St Isidore of Pelusium, monk (440-449)
He was born to a noble family in Alexandria. For a short time he taught rhetoric in Pelusium in Egypt; but soon his love for the things of God led him to flee to the Desert as a solitary. After a year of ascetical life, he returned to Pelusium, where he was ordained to the priesthood. After a few years he retired to a monastery where he spent the rest of his life, eventually becoming Abbot. From the monastery he wrote thousands of epistles full of divine grace and wisdom; of these more than two thousand still survive.
Saint Isidore was a student and devout disciple of St John Chrysostom, as he knew him through his writings. When St Cyril became Patriarch of Alexandria, he refused to commemorate St John in the diptychs during the Divine Liturgy. Saint Isidore wrote him a strong letter reminding him not to heed the rumors, prejudices or threats of men, and St Cyril was persuaded to restore commemoration of the Archbishop of Constantinople, and later became a strong advocate of the veneration of St John. Isidore, though a monk, was treated as a spiritual father by Patriarch Cyril: around 433, when St Cyril was inclined to deal harshly with some who had been swept up in the Nestorian heresy, St Isidore wrote to him: ‘As your father, since you are pleased to give me this name, or rather as your son, I adjure you to put an end to this dissension lest a permanent breach be made under the pretext of piety.’
With reputation came persecution, and St Isidore suffered much from Imperial and church authorities unhappy with his holy influence.

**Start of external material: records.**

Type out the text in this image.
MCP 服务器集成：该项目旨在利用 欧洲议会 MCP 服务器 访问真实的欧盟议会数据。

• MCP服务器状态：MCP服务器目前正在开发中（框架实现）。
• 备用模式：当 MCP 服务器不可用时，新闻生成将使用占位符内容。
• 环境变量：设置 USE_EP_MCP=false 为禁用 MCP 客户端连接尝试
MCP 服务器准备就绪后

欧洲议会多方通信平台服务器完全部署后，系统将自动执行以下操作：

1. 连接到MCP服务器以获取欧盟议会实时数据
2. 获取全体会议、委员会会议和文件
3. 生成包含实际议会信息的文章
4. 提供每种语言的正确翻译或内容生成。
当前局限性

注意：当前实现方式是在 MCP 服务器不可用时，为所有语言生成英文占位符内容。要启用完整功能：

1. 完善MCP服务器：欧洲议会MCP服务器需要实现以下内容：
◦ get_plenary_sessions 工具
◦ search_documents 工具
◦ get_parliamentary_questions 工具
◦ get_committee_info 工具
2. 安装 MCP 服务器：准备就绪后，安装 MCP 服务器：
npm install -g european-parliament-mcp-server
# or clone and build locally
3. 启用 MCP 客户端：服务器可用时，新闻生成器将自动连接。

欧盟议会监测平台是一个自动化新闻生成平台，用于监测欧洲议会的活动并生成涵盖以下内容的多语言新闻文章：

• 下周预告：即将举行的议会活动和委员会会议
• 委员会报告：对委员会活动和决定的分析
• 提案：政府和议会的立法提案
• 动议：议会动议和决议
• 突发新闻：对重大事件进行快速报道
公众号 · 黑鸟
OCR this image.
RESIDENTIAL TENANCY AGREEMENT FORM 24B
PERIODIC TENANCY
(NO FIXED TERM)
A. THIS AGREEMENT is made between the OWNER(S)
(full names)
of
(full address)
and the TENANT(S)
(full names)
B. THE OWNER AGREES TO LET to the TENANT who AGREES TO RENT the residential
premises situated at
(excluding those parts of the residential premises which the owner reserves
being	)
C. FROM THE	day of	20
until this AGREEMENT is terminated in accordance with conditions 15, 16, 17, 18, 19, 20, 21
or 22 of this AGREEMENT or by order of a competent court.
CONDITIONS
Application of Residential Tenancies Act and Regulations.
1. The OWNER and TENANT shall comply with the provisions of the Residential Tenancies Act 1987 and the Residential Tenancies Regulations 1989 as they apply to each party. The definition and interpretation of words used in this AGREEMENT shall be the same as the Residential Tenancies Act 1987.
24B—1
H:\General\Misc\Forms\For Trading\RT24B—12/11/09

He bore all these troubles impassibly, and in 440 (according to one source) or about 449 (according to another) he joyfully gave up his soul to God.
Venerable Cyril of New Lake (Novoezezrsk) (1532)

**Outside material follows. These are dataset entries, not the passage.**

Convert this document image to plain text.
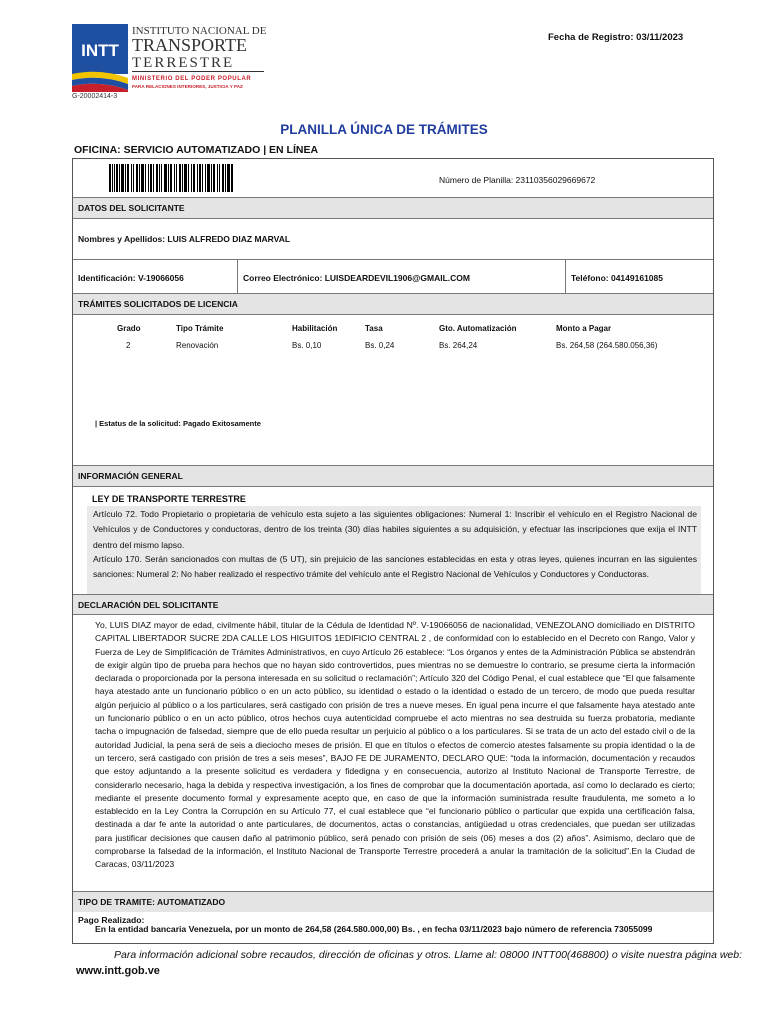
INTT
INSTITUTO NACIONAL DE
TRANSPORTE
TERRESTRE
MINISTERIO DEL PODER POPULAR
PARA RELACIONES INTERIORES, JUSTICIA Y PAZ
G-20002414-3
Fecha de Registro: 03/11/2023
PLANILLA ÚNICA DE TRÁMITES
OFICINA: SERVICIO AUTOMATIZADO | EN LÍNEA
Número de Planilla: 23110356029669672
DATOS DEL SOLICITANTE
Nombres y Apellidos: LUIS ALFREDO DIAZ MARVAL
Identificación: V-19066056	Correo Electrónico: LUISDEARDEVIL1906@GMAIL.COM	Teléfono: 04149161085
TRÁMITES SOLICITADOS DE LICENCIA
Grado	Tipo Trámite	Habilitación	Tasa	Gto. Automatización	Monto a Pagar
2	Renovación	Bs. 0,10	Bs. 0,24	Bs. 264,24	Bs. 264,58 (264.580.056,36)
| Estatus de la solicitud: Pagado Exitosamente
INFORMACIÓN GENERAL
LEY DE TRANSPORTE TERRESTRE
Artículo 72. Todo Propietario o propietaria de vehículo esta sujeto a las siguientes obligaciones: Numeral 1: Inscribir el vehículo en el Registro Nacional de Vehículos y de Conductores y conductoras, dentro de los treinta (30) días habiles siguientes a su adquisición, y efectuar las inscripciones que exija el INTT dentro del mismo lapso.
Artículo 170. Serán sancionados con multas de (5 UT), sin prejuicio de las sanciones establecidas en esta y otras leyes, quienes incurran en las siguientes sanciones: Numeral 2: No haber realizado el respectivo trámite del vehículo ante el Registro Nacional de Vehículos y Conductores y Conductoras.
DECLARACIÓN DEL SOLICITANTE
Yo, LUIS DIAZ mayor de edad, civilmente hábil, titular de la Cédula de Identidad Nº. V-19066056 de nacionalidad, VENEZOLANO domiciliado en DISTRITO CAPITAL LIBERTADOR SUCRE 2DA CALLE LOS HIGUITOS 1EDIFICIO CENTRAL 2 , de conformidad con lo establecido en el Decreto con Rango, Valor y Fuerza de Ley de Simplificación de Trámites Administrativos, en cuyo Artículo 26 establece: “Los órganos y entes de la Administración Pública se abstendrán de exigir algún tipo de prueba para hechos que no hayan sido controvertidos, pues mientras no se demuestre lo contrario, se presume cierta la información declarada o proporcionada por la persona interesada en su solicitud o reclamación”; Artículo 320 del Código Penal, el cual establece que “El que falsamente haya atestado ante un funcionario público o en un acto público, su identidad o estado o la identidad o estado de un tercero, de modo que pueda resultar algún perjuicio al público o a los particulares, será castigado con prisión de tres a nueve meses. En igual pena incurre el que falsamente haya atestado ante un funcionario público o en un acto público, otros hechos cuya autenticidad compruebe el acto mientras no sea destruida su fuerza probatoria, mediante tacha o impugnación de falsedad, siempre que de ello pueda resultar un perjuicio al público o a los particulares. Si se trata de un acto del estado civil o de la autoridad Judicial, la pena será de seis a dieciocho meses de prisión. El que en títulos o efectos de comercio atestes falsamente su propia identidad o la de un tercero, será castigado con prisión de tres a seis meses”, BAJO FE DE JURAMENTO, DECLARO QUE: “toda la información, documentación y recaudos que estoy adjuntando a la presente solicitud es verdadera y fidedigna y en consecuencia, autorizo al Instituto Nacional de Transporte Terrestre, de considerarlo necesario, haga la debida y respectiva investigación, a los fines de comprobar que la documentación aportada, así como lo declarado es cierto; mediante el presente documento formal y expresamente acepto que, en caso de que la información suministrada resulte fraudulenta, me someto a lo establecido en la Ley Contra la Corrupción en su Artículo 77, el cual establece que “el funcionario público o particular que expida una certificación falsa, destinada a dar fe ante la autoridad o ante particulares, de documentos, actas o constancias, antigüedad u otras credenciales, que puedan ser utilizadas para justificar decisiones que causen daño al patrimonio público, será penado con prisión de seis (06) meses a dos (2) años”. Asimismo, declaro que de comprobarse la falsedad de la información, el Instituto Nacional de Transporte Terrestre procederá a anular la tramitación de la solicitud”.En la Ciudad de Caracas, 03/11/2023
TIPO DE TRAMITE: AUTOMATIZADO
Pago Realizado:
En la entidad bancaria Venezuela, por un monto de 264,58 (264.580.000,00) Bs. , en fecha 03/11/2023 bajo número de referencia 73055099
Para información adicional sobre recaudos, dirección de oficinas y otros. Llame al: 08000 INTT00(468800) o visite nuestra página web:
www.intt.gob.ve
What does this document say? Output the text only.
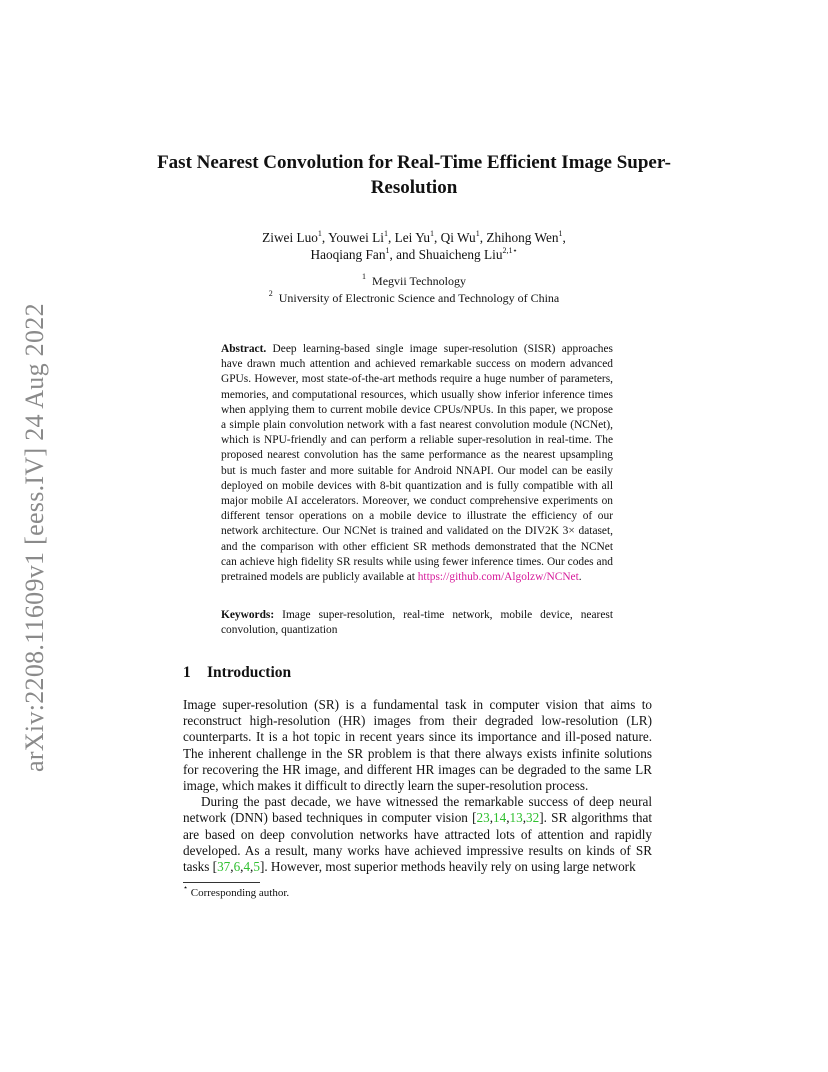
arXiv:2208.11609v1 [eess.IV] 24 Aug 2022
Fast Nearest Convolution for Real-Time Efficient Image Super-Resolution
Ziwei Luo$^1$, Youwei Li$^1$, Lei Yu$^1$, Qi Wu$^1$, Zhihong Wen$^1$,
Haoqiang Fan$^1$, and Shuaicheng Liu$^{2,1⋆}$
$^1$ Megvii Technology
$^2$ University of Electronic Science and Technology of China
Abstract. Deep learning-based single image super-resolution (SISR) approaches have drawn much attention and achieved remarkable success on modern advanced GPUs. However, most state-of-the-art methods require a huge number of parameters, memories, and computational resources, which usually show inferior inference times when applying them to current mobile device CPUs/NPUs. In this paper, we propose a simple plain convolution network with a fast nearest convolution module (NCNet), which is NPU-friendly and can perform a reliable super-resolution in real-time. The proposed nearest convolution has the same performance as the nearest upsampling but is much faster and more suitable for Android NNAPI. Our model can be easily deployed on mobile devices with 8-bit quantization and is fully compatible with all major mobile AI accelerators. Moreover, we conduct comprehensive experiments on different tensor operations on a mobile device to illustrate the efficiency of our network architecture. Our NCNet is trained and validated on the DIV2K 3× dataset, and the comparison with other efficient SR methods demonstrated that the NCNet can achieve high fidelity SR results while using fewer inference times. Our codes and pretrained models are publicly available at https://github.com/Algolzw/NCNet.
Keywords: Image super-resolution, real-time network, mobile device, nearest convolution, quantization
1 Introduction

Image super-resolution (SR) is a fundamental task in computer vision that aims to reconstruct high-resolution (HR) images from their degraded low-resolution (LR) counterparts. It is a hot topic in recent years since its importance and ill-posed nature. The inherent challenge in the SR problem is that there always exists infinite solutions for recovering the HR image, and different HR images can be degraded to the same LR image, which makes it difficult to directly learn the super-resolution process.

During the past decade, we have witnessed the remarkable success of deep neural network (DNN) based techniques in computer vision [23,14,13,32]. SR algorithms that are based on deep convolution networks have attracted lots of attention and rapidly developed. As a result, many works have achieved impressive results on kinds of SR tasks [37,6,4,5]. However, most superior methods heavily rely on using large network

⋆ Corresponding author.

When he was only fifteen, St Cyril left home in secret to join the Monastery of St Cornelius of Komel (May 19). Seven years later his father visited the monastery and recognized his son. Instead of persuading Cyril to return to the world, the father was persuaded by his son to enter monastic life; his mother soon joined them, entering a convent nearby. Within the next few years, St Cyril’s mother and father both died, prompting him to exclaim ‘I too am mortal!’ He redoubled his ascetical labors and before long was granted the gift of tears in prayer. Ten years after entering the monastery, St Cyril obtained his abbot’s blessing to live the life of a hermit. He lived in complete reclusion, subsisting on wild greens and mushrooms. After seven years of solitude, he built a hermitage at New Lake and established two churches there. Soon he was ordained to the priesthood. His sanctity attracted a large company of disciples, and he founded a large monastery. There he continued to live in the strictest asceticism and shared in all the common labor of the monks. Once some thieves tried to steal the church bells, but by divine intervention became disoriented and circled the monastery in the dark until morning. When they were apprehended and brought to the Saint, he told them, ‘My children, no one has ever been enriched by stealing, but many have lost even what belonged to them.’ He then ordered that they be given food and released.
During his lifetime the Saint wrought many healings, and was especially known for restoring the sight of the blind. Once his disciple Athanasius saw an unknown deacon serving with St Cyril at the Liturgy. The mysterious deacon disappeared at the end of the service, and St Cyril forbade his disciple to speak of the incident until after his death. In 1532 the Saint reposed in peace: his last words were ‘Glory to God for all things!’